Yes, prohibited employers will be listed in the South Australian Skills Register, available on the SA Skills Commission website.
As the power to declare employers ‘prohibited’ only came into effect on 1 July 2021, there are not currently any prohibited employers.
How can an employer be removed from the ‘prohibited employers’ list?
An employer can apply to DIIS to be removed from the list, but will have to prove there has been a change to their approach to warrant revoking the prohibition.
This process is outlined in the Standard.
Can I vary a probationary period for an apprentice or trainee?
You can now apply to vary the nominal probationary period to a maximum of six months (and no longer than 25% of the training contract). You can apply to do so, in extenuating circumstances, and with the agreement of your trainee or apprentice, by applying to DIIS – Traineeship and Apprenticeship Services.
Can apprentices or trainees include higher education as part of an apprenticeship or traineeship?

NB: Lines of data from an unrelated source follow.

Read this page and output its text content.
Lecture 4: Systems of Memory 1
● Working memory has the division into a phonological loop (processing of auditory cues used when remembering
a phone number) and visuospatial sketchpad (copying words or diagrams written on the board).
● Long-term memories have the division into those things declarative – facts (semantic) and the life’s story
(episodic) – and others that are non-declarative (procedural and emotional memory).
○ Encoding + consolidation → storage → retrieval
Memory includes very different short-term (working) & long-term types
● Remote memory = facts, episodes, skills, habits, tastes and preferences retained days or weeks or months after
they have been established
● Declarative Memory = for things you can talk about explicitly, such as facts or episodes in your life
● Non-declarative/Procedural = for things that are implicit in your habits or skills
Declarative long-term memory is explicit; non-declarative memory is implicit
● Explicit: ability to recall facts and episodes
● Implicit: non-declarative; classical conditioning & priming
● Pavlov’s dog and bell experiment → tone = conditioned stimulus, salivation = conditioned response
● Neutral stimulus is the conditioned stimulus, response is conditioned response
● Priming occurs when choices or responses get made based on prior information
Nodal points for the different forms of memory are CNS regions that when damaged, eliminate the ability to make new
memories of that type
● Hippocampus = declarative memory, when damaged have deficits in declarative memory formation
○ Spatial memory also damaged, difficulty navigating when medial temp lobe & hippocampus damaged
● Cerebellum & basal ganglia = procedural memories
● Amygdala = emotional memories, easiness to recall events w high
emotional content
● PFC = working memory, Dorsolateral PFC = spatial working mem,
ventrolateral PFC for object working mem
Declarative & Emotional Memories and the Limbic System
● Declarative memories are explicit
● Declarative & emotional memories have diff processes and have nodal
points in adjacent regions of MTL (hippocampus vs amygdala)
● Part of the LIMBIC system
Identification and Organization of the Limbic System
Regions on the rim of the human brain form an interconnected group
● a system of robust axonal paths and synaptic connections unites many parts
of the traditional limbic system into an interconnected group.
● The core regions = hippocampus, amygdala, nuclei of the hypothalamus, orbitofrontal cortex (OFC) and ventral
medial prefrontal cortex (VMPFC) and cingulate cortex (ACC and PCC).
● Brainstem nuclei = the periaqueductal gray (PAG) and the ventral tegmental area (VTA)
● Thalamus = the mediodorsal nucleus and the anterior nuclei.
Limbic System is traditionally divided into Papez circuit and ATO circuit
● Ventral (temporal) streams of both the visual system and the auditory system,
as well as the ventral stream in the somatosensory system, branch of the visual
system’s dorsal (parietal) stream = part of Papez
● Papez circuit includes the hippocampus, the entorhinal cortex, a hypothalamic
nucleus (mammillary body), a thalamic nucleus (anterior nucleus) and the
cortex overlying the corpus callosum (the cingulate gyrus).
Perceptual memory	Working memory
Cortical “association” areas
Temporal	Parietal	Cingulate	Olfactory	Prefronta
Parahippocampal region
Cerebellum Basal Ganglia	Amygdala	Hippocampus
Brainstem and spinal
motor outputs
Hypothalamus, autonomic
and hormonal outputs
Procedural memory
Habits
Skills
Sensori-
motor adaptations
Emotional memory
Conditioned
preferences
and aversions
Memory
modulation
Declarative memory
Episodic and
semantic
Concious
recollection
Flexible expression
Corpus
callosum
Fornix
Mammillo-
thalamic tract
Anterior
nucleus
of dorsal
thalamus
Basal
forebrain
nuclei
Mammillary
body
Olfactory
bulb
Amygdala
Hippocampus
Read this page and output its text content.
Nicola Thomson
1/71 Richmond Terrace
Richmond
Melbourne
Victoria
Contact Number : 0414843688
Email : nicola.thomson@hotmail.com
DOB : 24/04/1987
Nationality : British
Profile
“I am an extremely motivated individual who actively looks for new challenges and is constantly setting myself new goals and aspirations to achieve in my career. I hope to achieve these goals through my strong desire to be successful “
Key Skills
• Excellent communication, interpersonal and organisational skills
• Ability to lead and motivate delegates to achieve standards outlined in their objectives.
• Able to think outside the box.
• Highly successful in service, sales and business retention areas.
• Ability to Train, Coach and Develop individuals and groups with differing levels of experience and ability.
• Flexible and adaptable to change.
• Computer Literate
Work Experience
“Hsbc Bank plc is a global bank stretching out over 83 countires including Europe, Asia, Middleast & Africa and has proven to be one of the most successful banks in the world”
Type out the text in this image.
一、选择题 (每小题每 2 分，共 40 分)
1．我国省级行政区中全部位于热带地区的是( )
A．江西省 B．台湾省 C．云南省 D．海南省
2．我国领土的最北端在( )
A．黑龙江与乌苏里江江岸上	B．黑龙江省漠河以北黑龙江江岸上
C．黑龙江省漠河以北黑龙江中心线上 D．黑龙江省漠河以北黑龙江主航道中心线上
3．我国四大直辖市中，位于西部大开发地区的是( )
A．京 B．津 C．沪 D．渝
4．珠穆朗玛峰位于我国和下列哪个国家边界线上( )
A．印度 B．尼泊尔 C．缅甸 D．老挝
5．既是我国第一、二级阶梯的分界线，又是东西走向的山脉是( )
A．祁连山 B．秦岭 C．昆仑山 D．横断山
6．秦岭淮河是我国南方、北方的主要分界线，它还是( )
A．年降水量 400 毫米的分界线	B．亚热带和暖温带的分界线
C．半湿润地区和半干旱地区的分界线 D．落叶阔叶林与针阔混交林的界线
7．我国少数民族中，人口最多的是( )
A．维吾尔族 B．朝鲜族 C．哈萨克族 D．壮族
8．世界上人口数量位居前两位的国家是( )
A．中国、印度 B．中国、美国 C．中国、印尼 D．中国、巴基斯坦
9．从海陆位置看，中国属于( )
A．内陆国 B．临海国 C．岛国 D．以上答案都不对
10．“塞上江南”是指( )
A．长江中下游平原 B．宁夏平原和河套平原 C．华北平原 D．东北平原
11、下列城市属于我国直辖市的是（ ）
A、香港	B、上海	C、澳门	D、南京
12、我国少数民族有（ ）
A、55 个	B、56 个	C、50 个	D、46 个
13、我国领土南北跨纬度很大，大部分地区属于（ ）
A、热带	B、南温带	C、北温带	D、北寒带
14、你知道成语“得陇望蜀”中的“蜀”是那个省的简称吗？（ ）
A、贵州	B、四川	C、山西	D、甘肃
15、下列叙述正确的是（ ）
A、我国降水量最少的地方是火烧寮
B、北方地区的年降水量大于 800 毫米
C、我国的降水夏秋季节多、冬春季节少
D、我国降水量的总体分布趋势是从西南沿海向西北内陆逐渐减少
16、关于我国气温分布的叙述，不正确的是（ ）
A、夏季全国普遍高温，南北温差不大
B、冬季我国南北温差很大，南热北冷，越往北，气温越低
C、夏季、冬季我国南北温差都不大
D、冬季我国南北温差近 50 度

We’re opening the door for future apprentices and trainees to have a broader range of options (including higher education) incorporated within apprenticeships and traineeships.
Over the next 12 months, we’ll be establishing processes to assess this broader range of trade and vocational skills.
We’ll work also with industry to determine what training may be suitable to complete through a traineeship or apprenticeship arrangement. Priorities will be determined based on industry engagement, about specific needs. We welcome suggestions being directed to the South Australian Skills Commission.